Philadelphia native Tayyib Smith thinks hip-hop moguls like Jay Z, Sean Combs and Dr. Dre are perfect examples for young aspiring business owners.
The former artists and repertoire executive chose the big-name rappers as archetypes for his new Institute of Hip Hop Entrepreneurship program, aimed at under-served youth. The Knight Foundation, a non-profit organization dedicated to supporting innovative arts and journalism programs, recently awarded Smith a $308,000 Cities Challenge grant to fund the project. The Institute was one of 37 winners chosen from 4,500 applicants, according to the Cities Challenge website.
“Hip-hop, more so than any other genre, embodies the spirit of entrepreneurship,” Smith told CNN Money. “Our intention is to decode how hip-hop has influenced traditional business practices.”
Indeed, today’s music artists are not content with one occupation. Rappers have their hands in everything from clothing lines to liquor bottles, and they regularly top Forbes’ highest-paid celebrity lists. Their names have become the brand.
“Dre elevated Beats into a headphones empire before selling it to Apple for $3 billion,” Smith said.
Combs’ Sean John brand helped shape Black fashion, and the soon-to-be retired rapper is “doing it in the alcohol industry with his joint venture with Diageo,” Smith said.
As Jay Z — No. 3 on the Forbes Five, a ranking of hip-hop’s wealthiest artists — cleverly quipped, “I’m not a businessman. I’m business, man.”
The Institute of Hip Hop Entrepreneurship curriculum will be just as unconventional as the genre itself. Students in the nine-month program won’t have traditional lectures and exams. Instead, the institute will partner with entrepreneurs, musicians and technologists, who will teach courses infused with their own experiences.
Recruitment for the first class of 36 students begins on May 30, and the program is free for all those accepted. Classes will begin in November, according to The Philadelphia Citizen.
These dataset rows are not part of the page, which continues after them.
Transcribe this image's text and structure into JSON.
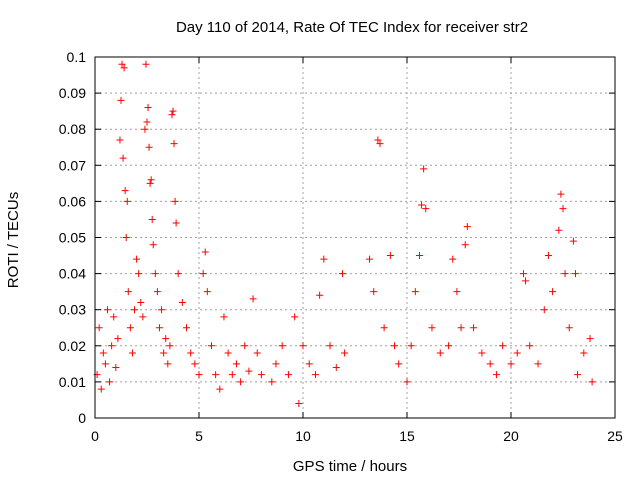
{
  "chart_data": {
    "type": "scatter",
    "title": "Day 110 of 2014, Rate Of TEC Index for receiver str2",
    "xlabel": "GPS time / hours",
    "ylabel": "ROTI / TECUs",
    "xlim": [
      0,
      25
    ],
    "ylim": [
      0,
      0.1
    ],
    "xticks": [
      0,
      5,
      10,
      15,
      20,
      25
    ],
    "yticks": [
      0,
      0.01,
      0.02,
      0.03,
      0.04,
      0.05,
      0.06,
      0.07,
      0.08,
      0.09,
      0.1
    ],
    "xtick_labels": [
      "0",
      "5",
      "10",
      "15",
      "20",
      "25"
    ],
    "ytick_labels": [
      "0",
      "0.01",
      "0.02",
      "0.03",
      "0.04",
      "0.05",
      "0.06",
      "0.07",
      "0.08",
      "0.09",
      "0.1"
    ],
    "grid": true,
    "marker": "+",
    "marker_color": "#ff0000",
    "series": [
      {
        "values": [
          [
            0.1,
            0.012
          ],
          [
            0.2,
            0.025
          ],
          [
            0.3,
            0.008
          ],
          [
            0.4,
            0.018
          ],
          [
            0.5,
            0.015
          ],
          [
            0.6,
            0.03
          ],
          [
            0.7,
            0.01
          ],
          [
            0.8,
            0.02
          ],
          [
            0.9,
            0.028
          ],
          [
            1.0,
            0.014
          ],
          [
            1.1,
            0.022
          ],
          [
            1.2,
            0.077
          ],
          [
            1.25,
            0.088
          ],
          [
            1.3,
            0.098
          ],
          [
            1.35,
            0.072
          ],
          [
            1.4,
            0.097
          ],
          [
            1.45,
            0.063
          ],
          [
            1.5,
            0.05
          ],
          [
            1.55,
            0.06
          ],
          [
            1.6,
            0.035
          ],
          [
            1.7,
            0.025
          ],
          [
            1.8,
            0.018
          ],
          [
            1.9,
            0.03
          ],
          [
            2.0,
            0.044
          ],
          [
            2.1,
            0.04
          ],
          [
            2.2,
            0.032
          ],
          [
            2.3,
            0.028
          ],
          [
            2.4,
            0.08
          ],
          [
            2.45,
            0.098
          ],
          [
            2.5,
            0.082
          ],
          [
            2.55,
            0.086
          ],
          [
            2.6,
            0.075
          ],
          [
            2.65,
            0.065
          ],
          [
            2.7,
            0.066
          ],
          [
            2.75,
            0.055
          ],
          [
            2.8,
            0.048
          ],
          [
            2.9,
            0.04
          ],
          [
            3.0,
            0.035
          ],
          [
            3.1,
            0.025
          ],
          [
            3.2,
            0.03
          ],
          [
            3.3,
            0.018
          ],
          [
            3.4,
            0.022
          ],
          [
            3.5,
            0.015
          ],
          [
            3.6,
            0.02
          ],
          [
            3.7,
            0.084
          ],
          [
            3.75,
            0.085
          ],
          [
            3.8,
            0.076
          ],
          [
            3.85,
            0.06
          ],
          [
            3.9,
            0.054
          ],
          [
            4.0,
            0.04
          ],
          [
            4.2,
            0.032
          ],
          [
            4.4,
            0.025
          ],
          [
            4.6,
            0.018
          ],
          [
            4.8,
            0.015
          ],
          [
            5.0,
            0.012
          ],
          [
            5.2,
            0.04
          ],
          [
            5.3,
            0.046
          ],
          [
            5.4,
            0.035
          ],
          [
            5.6,
            0.02
          ],
          [
            5.8,
            0.012
          ],
          [
            6.0,
            0.008
          ],
          [
            6.2,
            0.028
          ],
          [
            6.4,
            0.018
          ],
          [
            6.6,
            0.012
          ],
          [
            6.8,
            0.015
          ],
          [
            7.0,
            0.01
          ],
          [
            7.2,
            0.02
          ],
          [
            7.4,
            0.013
          ],
          [
            7.6,
            0.033
          ],
          [
            7.8,
            0.018
          ],
          [
            8.0,
            0.012
          ],
          [
            8.5,
            0.01
          ],
          [
            8.7,
            0.015
          ],
          [
            9.0,
            0.02
          ],
          [
            9.3,
            0.012
          ],
          [
            9.6,
            0.028
          ],
          [
            9.8,
            0.004
          ],
          [
            10.0,
            0.02
          ],
          [
            10.3,
            0.015
          ],
          [
            10.6,
            0.012
          ],
          [
            10.8,
            0.034
          ],
          [
            11.0,
            0.044
          ],
          [
            11.3,
            0.02
          ],
          [
            11.6,
            0.014
          ],
          [
            11.9,
            0.04
          ],
          [
            12.0,
            0.018
          ],
          [
            13.2,
            0.044
          ],
          [
            13.4,
            0.035
          ],
          [
            13.6,
            0.077
          ],
          [
            13.7,
            0.076
          ],
          [
            13.9,
            0.025
          ],
          [
            14.2,
            0.045
          ],
          [
            14.4,
            0.02
          ],
          [
            14.6,
            0.015
          ],
          [
            15.0,
            0.01
          ],
          [
            15.2,
            0.02
          ],
          [
            15.4,
            0.035
          ],
          [
            15.6,
            0.045
          ],
          [
            15.7,
            0.059
          ],
          [
            15.8,
            0.069
          ],
          [
            15.9,
            0.058
          ],
          [
            16.2,
            0.025
          ],
          [
            16.6,
            0.018
          ],
          [
            17.0,
            0.02
          ],
          [
            17.2,
            0.044
          ],
          [
            17.4,
            0.035
          ],
          [
            17.6,
            0.025
          ],
          [
            17.8,
            0.048
          ],
          [
            17.9,
            0.053
          ],
          [
            18.2,
            0.025
          ],
          [
            18.6,
            0.018
          ],
          [
            19.0,
            0.015
          ],
          [
            19.3,
            0.012
          ],
          [
            19.6,
            0.02
          ],
          [
            20.0,
            0.015
          ],
          [
            20.3,
            0.018
          ],
          [
            20.6,
            0.04
          ],
          [
            20.7,
            0.038
          ],
          [
            20.9,
            0.02
          ],
          [
            21.3,
            0.015
          ],
          [
            21.6,
            0.03
          ],
          [
            21.8,
            0.045
          ],
          [
            22.0,
            0.035
          ],
          [
            22.3,
            0.052
          ],
          [
            22.4,
            0.062
          ],
          [
            22.5,
            0.058
          ],
          [
            22.6,
            0.04
          ],
          [
            22.8,
            0.025
          ],
          [
            23.0,
            0.049
          ],
          [
            23.1,
            0.04
          ],
          [
            23.2,
            0.012
          ],
          [
            23.5,
            0.018
          ],
          [
            23.8,
            0.022
          ],
          [
            23.9,
            0.01
          ]
        ]
      }
    ]
  }
}
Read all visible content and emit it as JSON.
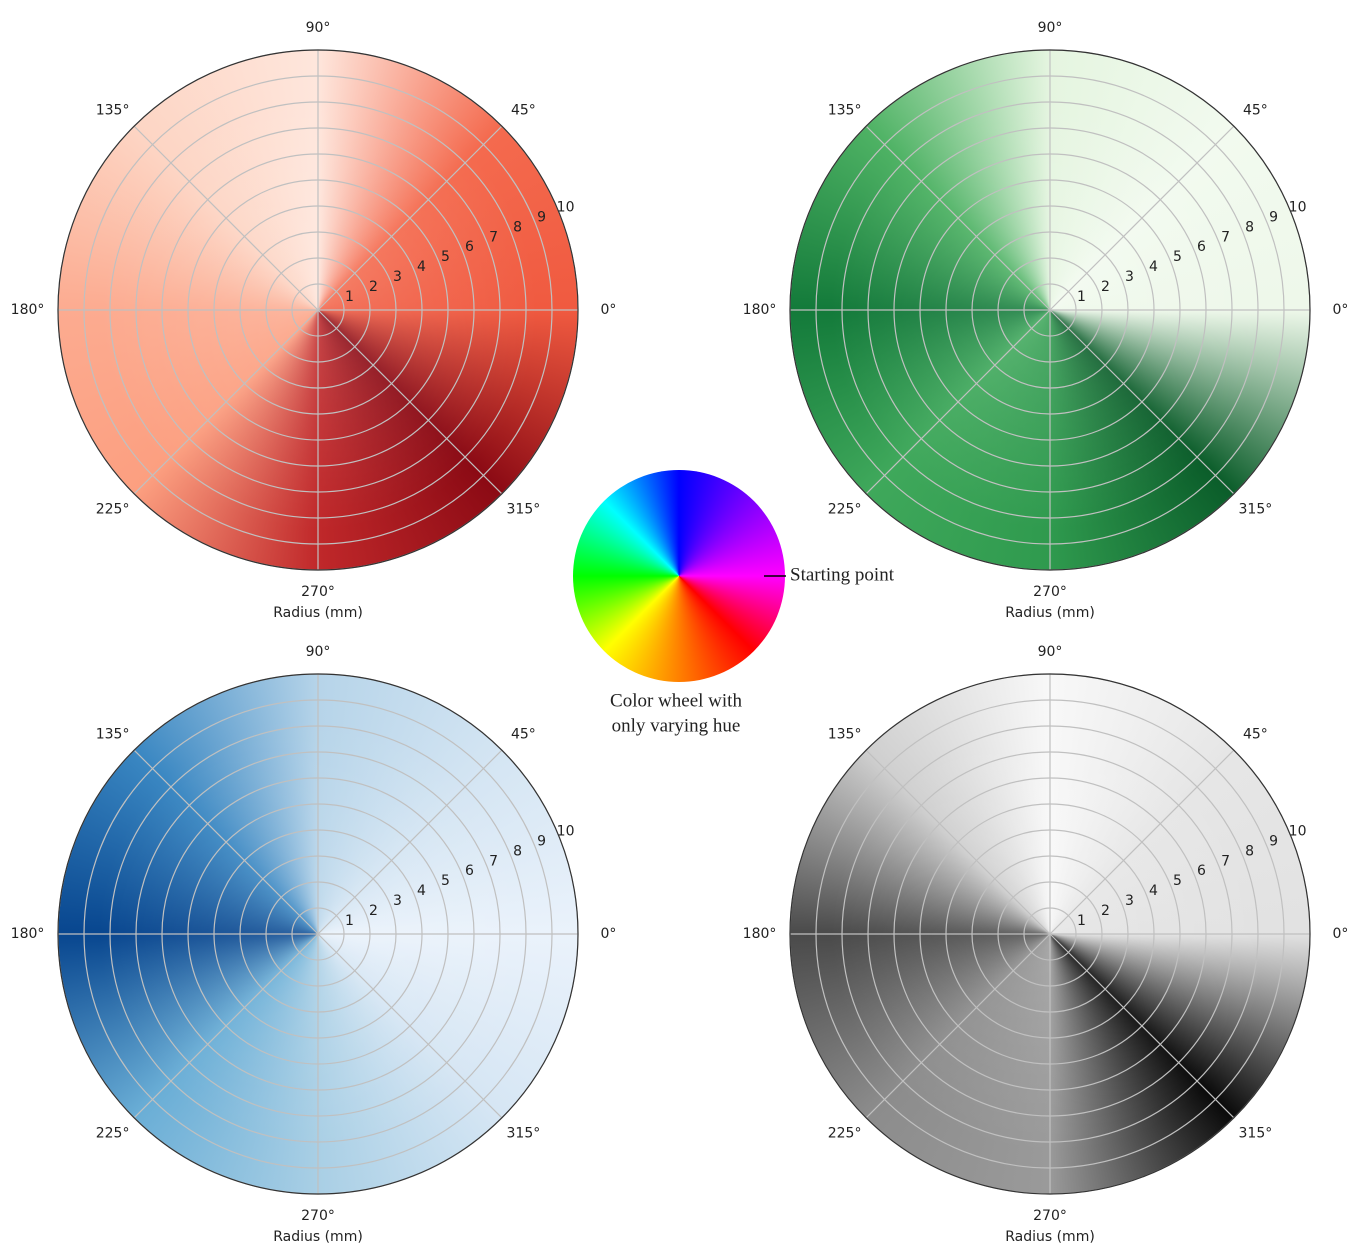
{
  "chart_data": [
    {
      "type": "polar",
      "xlabel": "Radius (mm)",
      "rlim": [
        0,
        10
      ],
      "rticks": [
        1,
        2,
        3,
        4,
        5,
        6,
        7,
        8,
        9,
        10
      ],
      "thetaticks": [
        {
          "value": 0,
          "label": "0°"
        },
        {
          "value": 45,
          "label": "45°"
        },
        {
          "value": 90,
          "label": "90°"
        },
        {
          "value": 135,
          "label": "135°"
        },
        {
          "value": 180,
          "label": "180°"
        },
        {
          "value": 225,
          "label": "225°"
        },
        {
          "value": 270,
          "label": "270°"
        },
        {
          "value": 315,
          "label": "315°"
        }
      ],
      "grid": true,
      "colors": [
        "#f05a40",
        "#8b0a14",
        "#c0282a",
        "#fc9f80",
        "#fcab90",
        "#fdd5c4",
        "#fee6dc",
        "#f46a4e",
        "#f05a40"
      ]
    },
    {
      "type": "polar",
      "xlabel": "Radius (mm)",
      "rlim": [
        0,
        10
      ],
      "rticks": [
        1,
        2,
        3,
        4,
        5,
        6,
        7,
        8,
        9,
        10
      ],
      "thetaticks": [
        {
          "value": 0,
          "label": "0°"
        },
        {
          "value": 45,
          "label": "45°"
        },
        {
          "value": 90,
          "label": "90°"
        },
        {
          "value": 135,
          "label": "135°"
        },
        {
          "value": 180,
          "label": "180°"
        },
        {
          "value": 225,
          "label": "225°"
        },
        {
          "value": 270,
          "label": "270°"
        },
        {
          "value": 315,
          "label": "315°"
        }
      ],
      "grid": true,
      "colors": [
        "#eef8ea",
        "#0b5d2a",
        "#2f9a4e",
        "#3fa85b",
        "#137a3a",
        "#4eb264",
        "#e5f5e0",
        "#f2faef",
        "#eef8ea"
      ]
    },
    {
      "type": "polar",
      "xlabel": "Radius (mm)",
      "rlim": [
        0,
        10
      ],
      "rticks": [
        1,
        2,
        3,
        4,
        5,
        6,
        7,
        8,
        9,
        10
      ],
      "thetaticks": [
        {
          "value": 0,
          "label": "0°"
        },
        {
          "value": 45,
          "label": "45°"
        },
        {
          "value": 90,
          "label": "90°"
        },
        {
          "value": 135,
          "label": "135°"
        },
        {
          "value": 180,
          "label": "180°"
        },
        {
          "value": 225,
          "label": "225°"
        },
        {
          "value": 270,
          "label": "270°"
        },
        {
          "value": 315,
          "label": "315°"
        }
      ],
      "grid": true,
      "colors": [
        "#eaf2fb",
        "#d6e6f4",
        "#a9cfe5",
        "#6aaed6",
        "#08468f",
        "#3a87c2",
        "#b6d4e9",
        "#d4e5f3",
        "#eaf2fb"
      ]
    },
    {
      "type": "polar",
      "xlabel": "Radius (mm)",
      "rlim": [
        0,
        10
      ],
      "rticks": [
        1,
        2,
        3,
        4,
        5,
        6,
        7,
        8,
        9,
        10
      ],
      "thetaticks": [
        {
          "value": 0,
          "label": "0°"
        },
        {
          "value": 45,
          "label": "45°"
        },
        {
          "value": 90,
          "label": "90°"
        },
        {
          "value": 135,
          "label": "135°"
        },
        {
          "value": 180,
          "label": "180°"
        },
        {
          "value": 225,
          "label": "225°"
        },
        {
          "value": 270,
          "label": "270°"
        },
        {
          "value": 315,
          "label": "315°"
        }
      ],
      "grid": true,
      "colors": [
        "#e2e2e2",
        "#0a0a0a",
        "#9a9a9a",
        "#8c8c8c",
        "#4a4a4a",
        "#cfcfcf",
        "#f8f8f8",
        "#e6e6e6",
        "#e2e2e2"
      ]
    }
  ],
  "color_wheel": {
    "annotation": "Starting point",
    "caption": [
      "Color wheel with",
      "only varying hue"
    ],
    "colors": [
      "#ff00ff",
      "#ff0000",
      "#ff8000",
      "#ffff00",
      "#00ff00",
      "#00ffff",
      "#0000ff",
      "#8000ff",
      "#ff00ff"
    ]
  }
}
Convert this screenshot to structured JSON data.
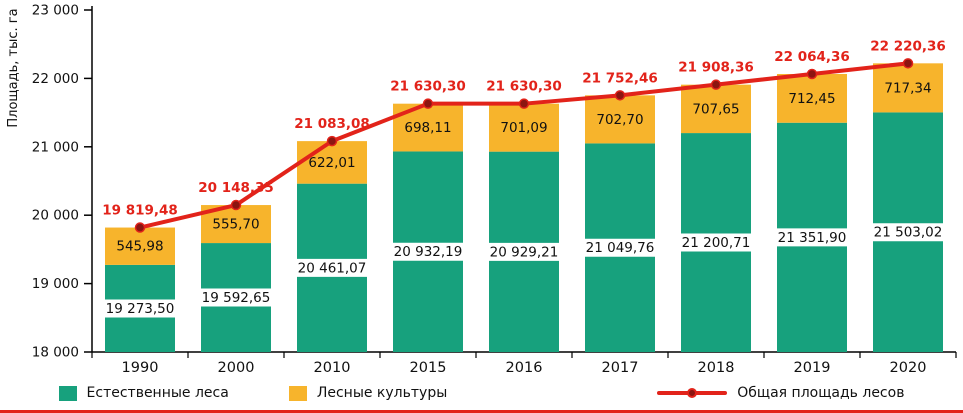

Smith has a wealth of personal experience to bring to the table. The 45-year-old is founding partner of Little Giant Creative, a full-service creative firm. Heineken and Adidas are just two of the boutique agency’s major clients. In 2014, Smith co-founded Pipeline Philly, a highly designed shared workspace targeting small businesses in Center City. The astute businessman also served as founder and publisher of two.one.five magazine, an arts, music and culture publication.
Smith said his own path to success took the alternative route. After years of homeschooling, Smith dropped out in his senior year to enlist in the Navy, where he completed his GED.
“People hear us say ‘hip-hop’ and they think we’re trying to create the next celebrity,” Smith said in a profile for the Citizen. “We’re not. We want to use best practices of how people became successful within hip-hop to inspire a new generation of entrepreneurs.”
Students will meet for an intensive weekend of study just once a month, the Citizen reports. The remainder of their studies will be self-directed, encouraging pupils to learn and study economic literacy and social impact as well as constructing business proposals that they will eventually pitch to investors.